Marianna Lopes – Genética, 4° semestre FTC 
Complexo de pré-iniciação no promotor 
Sabendo que promotor é uma sequência nucleotídica 
localizada antes do ponto de início da transcrição, ele 
age como um regulador positivo para tal processo, 
visto que, apesar de estar “parado”, ele se une a 
outras proteínas ativadoras para formar o complexo 
de pré-iniciação 
• Proteínas ativadoras: São específicas e só 
desencadeiam a transcrição se estão ligadas 
ao seu promotor 
o Caso o TATA-box seja mutado, a proteína 
ativadora funcional designada a ele perde 
a funcionalidade, isto é, não conecta mais 
e assim deixa de promover a transcrição 
o A especificidade das proteínas e a chance 
de mutação em promotores podem inibir 
uma transcrição e, por isso, todo gene 
conta com vários promotores antes do 
ponto de início (alguns mais distantes e 
outros mais próximos) 
 Tipos: Octamer-box, GC-box, CAAT-
box, TATA-box, etc 
Fatores de transcrição 
Fundamentais em todos os promotores para que a 
transcrição seja iniciada, atuando no posicionamento 
correto da RNA-polimerase II, no desenovelamento/ 
desnaturação da fita de DNA e também na fosforilação 
e liberação da RNA-polimerase II no promotor, que a 
ativa 
Montagem do complexo pré-transcricional 
A proteína ativadora TBP reconhece e se liga ao TATA-
box, provocando remodelamento da cromatina, que 
se curva para aproximar proteínas, de fato, envolvidas 
na transcrição e proteínas reguladoras (positivas ou 
negativas).
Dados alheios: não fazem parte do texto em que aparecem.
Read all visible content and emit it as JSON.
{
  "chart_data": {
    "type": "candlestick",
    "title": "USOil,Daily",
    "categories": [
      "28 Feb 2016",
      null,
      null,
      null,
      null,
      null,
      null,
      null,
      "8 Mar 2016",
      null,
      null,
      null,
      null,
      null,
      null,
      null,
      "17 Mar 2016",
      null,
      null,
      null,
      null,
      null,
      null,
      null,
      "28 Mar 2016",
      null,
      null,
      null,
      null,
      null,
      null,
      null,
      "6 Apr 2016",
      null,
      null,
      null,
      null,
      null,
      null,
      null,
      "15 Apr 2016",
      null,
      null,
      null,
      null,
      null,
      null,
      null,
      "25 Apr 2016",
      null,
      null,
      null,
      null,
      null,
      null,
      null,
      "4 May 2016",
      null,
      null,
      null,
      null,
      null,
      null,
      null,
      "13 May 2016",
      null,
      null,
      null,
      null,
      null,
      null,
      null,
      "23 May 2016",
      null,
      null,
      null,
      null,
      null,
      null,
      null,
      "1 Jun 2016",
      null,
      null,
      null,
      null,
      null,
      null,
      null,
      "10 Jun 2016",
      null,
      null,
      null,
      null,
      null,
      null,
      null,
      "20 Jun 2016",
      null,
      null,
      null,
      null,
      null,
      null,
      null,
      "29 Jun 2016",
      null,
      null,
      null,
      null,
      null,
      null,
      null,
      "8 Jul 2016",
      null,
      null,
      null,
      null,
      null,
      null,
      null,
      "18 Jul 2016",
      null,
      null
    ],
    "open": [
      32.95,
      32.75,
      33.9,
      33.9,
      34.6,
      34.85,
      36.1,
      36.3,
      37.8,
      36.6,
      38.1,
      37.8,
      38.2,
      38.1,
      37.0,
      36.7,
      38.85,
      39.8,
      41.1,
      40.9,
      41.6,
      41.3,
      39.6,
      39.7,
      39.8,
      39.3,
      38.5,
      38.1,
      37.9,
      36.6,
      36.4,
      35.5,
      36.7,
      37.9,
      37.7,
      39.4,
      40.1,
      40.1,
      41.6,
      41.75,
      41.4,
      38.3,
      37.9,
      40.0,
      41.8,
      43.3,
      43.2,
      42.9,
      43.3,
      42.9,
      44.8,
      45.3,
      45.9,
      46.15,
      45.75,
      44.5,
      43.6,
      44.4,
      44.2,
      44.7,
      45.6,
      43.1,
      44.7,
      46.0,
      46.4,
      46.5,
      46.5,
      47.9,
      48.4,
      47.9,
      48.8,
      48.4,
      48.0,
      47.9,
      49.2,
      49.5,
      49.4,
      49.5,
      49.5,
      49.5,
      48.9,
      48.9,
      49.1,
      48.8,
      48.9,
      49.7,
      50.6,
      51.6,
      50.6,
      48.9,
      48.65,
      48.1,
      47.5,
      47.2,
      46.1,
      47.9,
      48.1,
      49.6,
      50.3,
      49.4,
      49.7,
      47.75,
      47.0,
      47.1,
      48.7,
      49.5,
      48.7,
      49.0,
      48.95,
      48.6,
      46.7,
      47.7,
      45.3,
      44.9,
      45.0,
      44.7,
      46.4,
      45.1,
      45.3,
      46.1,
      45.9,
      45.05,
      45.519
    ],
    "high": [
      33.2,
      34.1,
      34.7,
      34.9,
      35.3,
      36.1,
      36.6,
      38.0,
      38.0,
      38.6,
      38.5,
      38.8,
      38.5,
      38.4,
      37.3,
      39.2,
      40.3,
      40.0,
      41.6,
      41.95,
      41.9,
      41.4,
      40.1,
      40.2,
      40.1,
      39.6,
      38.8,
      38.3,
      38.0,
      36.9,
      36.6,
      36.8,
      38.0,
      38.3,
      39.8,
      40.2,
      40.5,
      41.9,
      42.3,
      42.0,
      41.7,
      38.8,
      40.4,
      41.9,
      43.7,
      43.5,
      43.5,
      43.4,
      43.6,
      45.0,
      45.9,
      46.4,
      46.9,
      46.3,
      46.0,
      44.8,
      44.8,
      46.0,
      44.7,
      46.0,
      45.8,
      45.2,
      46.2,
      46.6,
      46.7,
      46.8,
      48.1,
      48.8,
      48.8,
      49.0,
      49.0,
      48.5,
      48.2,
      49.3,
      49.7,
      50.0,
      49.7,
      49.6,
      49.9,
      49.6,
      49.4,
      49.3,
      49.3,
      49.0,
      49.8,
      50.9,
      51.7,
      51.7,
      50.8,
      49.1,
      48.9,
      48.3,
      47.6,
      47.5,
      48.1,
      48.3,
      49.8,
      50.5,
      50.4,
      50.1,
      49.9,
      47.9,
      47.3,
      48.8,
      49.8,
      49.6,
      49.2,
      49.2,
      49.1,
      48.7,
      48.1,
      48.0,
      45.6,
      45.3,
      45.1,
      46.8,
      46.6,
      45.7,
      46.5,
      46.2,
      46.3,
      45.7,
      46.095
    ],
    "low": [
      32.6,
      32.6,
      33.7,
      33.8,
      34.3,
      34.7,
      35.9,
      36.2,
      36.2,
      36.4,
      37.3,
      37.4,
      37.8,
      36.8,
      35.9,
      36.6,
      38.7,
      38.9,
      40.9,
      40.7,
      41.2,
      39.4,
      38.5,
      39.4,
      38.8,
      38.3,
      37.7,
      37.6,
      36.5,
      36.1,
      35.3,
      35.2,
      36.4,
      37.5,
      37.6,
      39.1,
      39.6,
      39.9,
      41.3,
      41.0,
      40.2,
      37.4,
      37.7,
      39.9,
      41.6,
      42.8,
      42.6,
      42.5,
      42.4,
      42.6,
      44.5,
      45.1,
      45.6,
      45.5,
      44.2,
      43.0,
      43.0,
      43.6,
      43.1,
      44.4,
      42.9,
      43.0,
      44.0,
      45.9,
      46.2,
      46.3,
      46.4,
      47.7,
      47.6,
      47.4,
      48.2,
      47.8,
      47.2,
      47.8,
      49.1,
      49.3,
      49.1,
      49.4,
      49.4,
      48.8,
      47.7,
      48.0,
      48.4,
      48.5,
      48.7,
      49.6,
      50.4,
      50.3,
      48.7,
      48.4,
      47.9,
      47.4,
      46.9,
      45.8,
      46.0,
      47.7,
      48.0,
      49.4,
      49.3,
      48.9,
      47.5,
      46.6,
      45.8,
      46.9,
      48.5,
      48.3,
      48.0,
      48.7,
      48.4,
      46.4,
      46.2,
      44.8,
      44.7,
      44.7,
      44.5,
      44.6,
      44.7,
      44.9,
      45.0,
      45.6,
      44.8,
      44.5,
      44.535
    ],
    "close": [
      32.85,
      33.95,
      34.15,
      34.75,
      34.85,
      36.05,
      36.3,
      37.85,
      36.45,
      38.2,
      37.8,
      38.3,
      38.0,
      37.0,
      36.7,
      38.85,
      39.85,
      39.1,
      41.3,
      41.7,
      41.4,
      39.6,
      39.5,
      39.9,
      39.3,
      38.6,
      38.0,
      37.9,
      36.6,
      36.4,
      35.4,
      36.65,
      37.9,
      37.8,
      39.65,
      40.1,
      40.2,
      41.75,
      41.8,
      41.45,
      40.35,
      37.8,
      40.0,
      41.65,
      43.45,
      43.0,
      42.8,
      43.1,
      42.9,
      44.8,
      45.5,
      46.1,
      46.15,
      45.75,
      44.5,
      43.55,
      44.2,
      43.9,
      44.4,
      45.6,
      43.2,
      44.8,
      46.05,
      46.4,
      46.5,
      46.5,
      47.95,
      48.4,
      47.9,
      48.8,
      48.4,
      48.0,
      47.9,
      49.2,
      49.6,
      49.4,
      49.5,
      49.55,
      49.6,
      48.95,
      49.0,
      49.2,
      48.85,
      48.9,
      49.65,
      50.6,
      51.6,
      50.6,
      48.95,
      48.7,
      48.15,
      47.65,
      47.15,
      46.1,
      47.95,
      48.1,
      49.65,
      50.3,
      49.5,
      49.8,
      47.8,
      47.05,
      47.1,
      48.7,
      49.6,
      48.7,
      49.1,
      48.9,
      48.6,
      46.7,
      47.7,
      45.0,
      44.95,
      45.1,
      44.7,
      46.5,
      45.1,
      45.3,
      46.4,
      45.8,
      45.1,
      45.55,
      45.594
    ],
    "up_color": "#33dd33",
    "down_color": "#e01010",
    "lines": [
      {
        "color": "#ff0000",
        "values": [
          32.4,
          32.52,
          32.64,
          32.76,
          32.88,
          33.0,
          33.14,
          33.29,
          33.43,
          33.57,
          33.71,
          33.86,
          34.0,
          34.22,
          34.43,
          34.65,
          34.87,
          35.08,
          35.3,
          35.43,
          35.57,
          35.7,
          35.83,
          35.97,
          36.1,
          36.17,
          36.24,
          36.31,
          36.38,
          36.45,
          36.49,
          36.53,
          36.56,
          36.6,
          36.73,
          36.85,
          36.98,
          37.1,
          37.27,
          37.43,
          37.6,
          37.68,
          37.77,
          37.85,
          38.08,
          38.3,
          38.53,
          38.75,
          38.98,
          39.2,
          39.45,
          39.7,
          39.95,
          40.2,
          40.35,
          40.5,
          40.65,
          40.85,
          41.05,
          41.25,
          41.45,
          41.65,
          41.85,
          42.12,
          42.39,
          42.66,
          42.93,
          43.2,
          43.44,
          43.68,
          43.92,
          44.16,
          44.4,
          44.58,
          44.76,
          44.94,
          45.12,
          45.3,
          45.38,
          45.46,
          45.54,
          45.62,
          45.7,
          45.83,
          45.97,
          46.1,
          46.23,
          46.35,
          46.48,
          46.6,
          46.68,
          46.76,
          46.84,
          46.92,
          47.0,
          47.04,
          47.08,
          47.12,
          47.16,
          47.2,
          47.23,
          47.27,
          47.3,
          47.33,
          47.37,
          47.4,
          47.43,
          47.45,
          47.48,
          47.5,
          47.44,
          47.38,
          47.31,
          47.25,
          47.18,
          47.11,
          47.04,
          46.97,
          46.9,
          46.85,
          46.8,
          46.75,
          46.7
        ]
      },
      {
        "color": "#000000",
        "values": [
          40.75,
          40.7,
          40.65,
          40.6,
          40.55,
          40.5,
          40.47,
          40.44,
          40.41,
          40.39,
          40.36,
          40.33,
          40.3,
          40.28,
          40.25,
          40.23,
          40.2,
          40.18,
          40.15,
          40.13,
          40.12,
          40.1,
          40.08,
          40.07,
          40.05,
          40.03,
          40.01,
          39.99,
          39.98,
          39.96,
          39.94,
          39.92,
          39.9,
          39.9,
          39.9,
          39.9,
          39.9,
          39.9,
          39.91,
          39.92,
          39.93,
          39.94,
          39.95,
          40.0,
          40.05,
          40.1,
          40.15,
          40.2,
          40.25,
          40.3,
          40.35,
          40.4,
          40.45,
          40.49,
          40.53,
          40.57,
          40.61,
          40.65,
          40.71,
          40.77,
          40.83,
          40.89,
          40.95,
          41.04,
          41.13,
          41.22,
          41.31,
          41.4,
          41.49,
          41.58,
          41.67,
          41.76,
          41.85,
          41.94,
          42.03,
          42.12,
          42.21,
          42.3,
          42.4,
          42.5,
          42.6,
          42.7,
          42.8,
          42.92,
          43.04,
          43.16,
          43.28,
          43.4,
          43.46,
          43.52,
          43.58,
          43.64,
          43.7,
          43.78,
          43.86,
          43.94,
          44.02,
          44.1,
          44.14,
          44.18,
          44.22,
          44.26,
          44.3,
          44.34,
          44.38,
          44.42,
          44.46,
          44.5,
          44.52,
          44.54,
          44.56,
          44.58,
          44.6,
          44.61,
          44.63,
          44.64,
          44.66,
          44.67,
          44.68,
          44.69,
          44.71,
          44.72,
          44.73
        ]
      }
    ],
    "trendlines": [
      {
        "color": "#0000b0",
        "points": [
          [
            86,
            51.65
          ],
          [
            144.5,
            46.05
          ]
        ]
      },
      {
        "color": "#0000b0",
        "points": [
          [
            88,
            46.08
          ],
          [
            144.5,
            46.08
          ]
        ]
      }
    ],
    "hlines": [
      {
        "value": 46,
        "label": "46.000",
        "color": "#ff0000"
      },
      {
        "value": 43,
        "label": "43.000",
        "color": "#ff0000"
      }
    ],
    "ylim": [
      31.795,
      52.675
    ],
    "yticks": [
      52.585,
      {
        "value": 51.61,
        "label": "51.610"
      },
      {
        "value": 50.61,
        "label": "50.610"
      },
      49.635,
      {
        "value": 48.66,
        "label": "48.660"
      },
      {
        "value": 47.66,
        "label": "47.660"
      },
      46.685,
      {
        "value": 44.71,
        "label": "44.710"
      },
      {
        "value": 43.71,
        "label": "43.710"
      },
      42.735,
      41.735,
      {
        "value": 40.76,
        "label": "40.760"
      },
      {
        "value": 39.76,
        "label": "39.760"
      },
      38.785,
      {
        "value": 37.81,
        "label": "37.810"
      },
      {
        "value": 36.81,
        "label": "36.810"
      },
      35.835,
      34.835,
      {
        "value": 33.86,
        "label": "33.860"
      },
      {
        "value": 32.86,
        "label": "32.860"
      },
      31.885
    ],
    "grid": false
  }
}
Com isso, a RNA-polimerase II é recrutada 
e também se liga ao complexo, desencadeando a 
chegada de outras proteínas (ex. TFIIH) para que então 
essa enzima seja fosforilada e ativada para produzir o 
RNAm (nesse momento, os fatores de transcrição são 
liberados, exceto o TBP, e podem ser reutilizados) 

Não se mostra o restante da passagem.